Dopo Cowspiracy, arriva su Netflix il film che denuncia le barbarie del mercato ittico
A più di cinque anni dall’uscita di Cowspiracy, documentario shock che denunciava l’impatto dell’allevamento animale e della sua filiera, il dibattito sull’alimentazione sostenibile si è riacceso nel marzo di quest’anno, quando Netflix ha lanciato Seaspiracy, che traccia un quadro inquietante dell’industria della pesca.
Figli degli stessi produttori, entrambi i film hanno suscitato non poche polemiche, non soltanto per via dello stile inquisitorio con cui sono condotte le indagini, ma soprattutto per la tesi che essi avvalorano, presentata come l’unica possibile: il veganesimo. Comunque la si pensi al riguardo, se l’intento dei registi, Kip Andersen prima e Ali Tabrizi poi, era quello di provocare una discussione, lo scopo è stato senza dubbio raggiunto (di nuovo).
Seaspiracy si apre evocando il problema delle microplastiche in mare, per scoprire che la più grande causa dell’inquinamento dei mari è l’industria ittica.
A partire da qui le indagini del regista portano a galla problemi più o meno noti, dalla caccia alle balene in Giappone, all'inutile massacro causato dalla pesca accidentale; come in Cowspiracy, inoltre, si scoprono evidenti conflitti di interesse tra le multinazionali dell’industria ittica e le associazioni che dovrebbero garantirne la sostenibilità.
Tra le rivelazioni più scioccanti del film, il sistema mafioso che si cela dietro la pesca intensiva, basato in molte parti del mondo sulla schiavitù umana: pescatori costretti sui pescherecci per anni, minacciati e maltrattati, e chi si ribella finisce in mare.
Pur avendo riscosso un grande successo di pubblico, sono stati in molti a criticare Seaspiracy, soprattutto per l’assenza di un reale contraddittorio, che renderebbe il quadro finale estremamente parziale.
Da riconoscergli, comunque, il grande merito di aver portato sugli schermi anche dei meno informati un problema forse meno noto, ma di grande importanza per tutti.
Laura Spataro
English version
Seaspiracy, the shocking documentary on the fishing industry
After Cowspiracy, the film that exposes the barbarity of the fish market is coming to Netflix
More than five years after the release of Cowspiracy, a shocking documentary that exposed the impact of animal agriculture and its supply chain, the debate over sustainable nutrition rekindled in March this year when Netflix launched Seaspiracy, which paints a disturbing image of the fishing industry.
Spawned by the same producers, both films have aroused quite a bit of controversy, not only because of the inquisitorial style with which the investigations are conducted, but moreover due to the thesis they support, presented as the only one possible: veganism.
Regardless of how you feel about it, if the aim of the directors, Kip Andersen first and Ali Tabrizi afterwards, was to ignite debate, the objective was undoubtedly achieved (again).
Seaspiracy opens by bringing up the problem of microplastic debris in the sea, to then reveal that the largest cause of sea pollution is the fishing industry.
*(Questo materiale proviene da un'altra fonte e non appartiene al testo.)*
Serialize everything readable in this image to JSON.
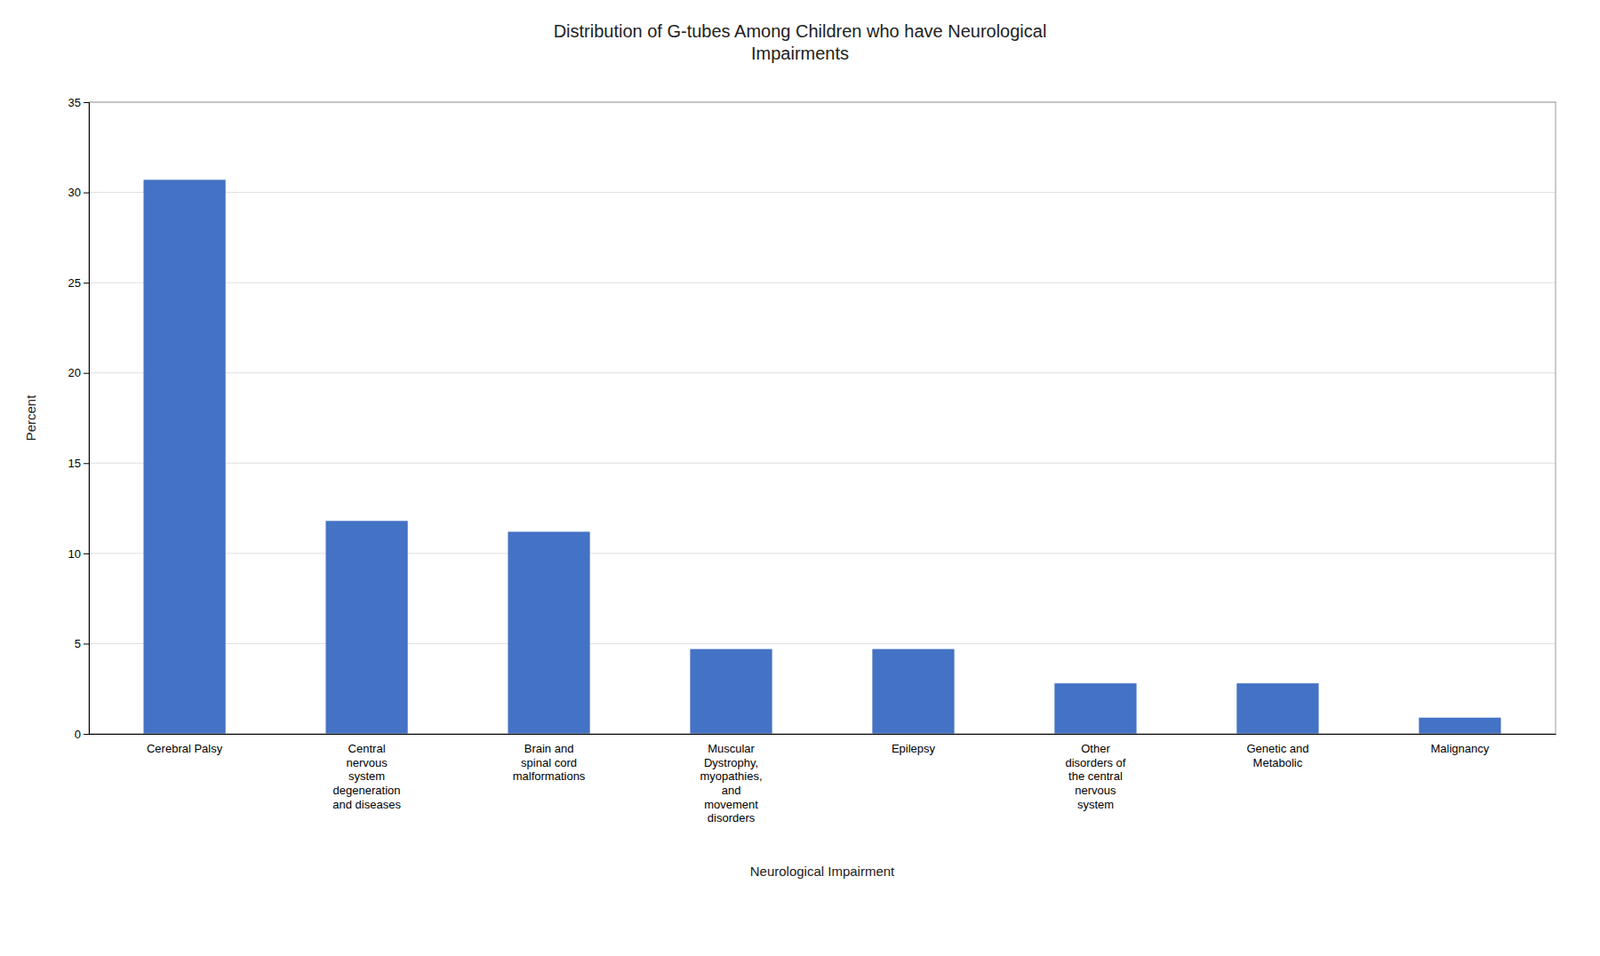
{
  "chart_data": {
    "type": "bar",
    "title": "Distribution of G-tubes Among Children who have Neurological\nImpairments",
    "xlabel": "Neurological Impairment",
    "ylabel": "Percent",
    "categories": [
      "Cerebral Palsy",
      "Central\nnervous\nsystem\ndegeneration\nand diseases",
      "Brain and\nspinal cord\nmalformations",
      "Muscular\nDystrophy,\nmyopathies,\nand\nmovement\ndisorders",
      "Epilepsy",
      "Other\ndisorders of\nthe central\nnervous\nsystem",
      "Genetic and\nMetabolic",
      "Malignancy"
    ],
    "values": [
      30.7,
      11.8,
      11.2,
      4.7,
      4.7,
      2.8,
      2.8,
      0.9
    ],
    "color": "#4472C4",
    "ylim": [
      0,
      35
    ],
    "yticks": [
      0,
      5,
      10,
      15,
      20,
      25,
      30,
      35
    ],
    "grid": true
  }
}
From here the director's investigations bring to light more or less known problems, from whaling in Japan, to the unnecessary slaughter caused by accidental fishing; as with Cowspiracy, clear conflicts of interest are exposed between multinationals in the fishing industry and associations that should ensure sustainability.
Some of the film's most shocking revelations include the mafia system behind intensive fishing, relying on human slavery in many parts of the world: fishermen trapped on fishing boats for years, threatened and mistreated, and those who rebel end up in the sea.
Despite its enormous success with the public, many have criticized Seaspiracy, in particular for the lack of a real contradictory opinion, which makes the final picture extremely partial. However, the great merit of having brought to the screens of those less informed a problem that is little known yet of great importance for everyone must be acknowledged.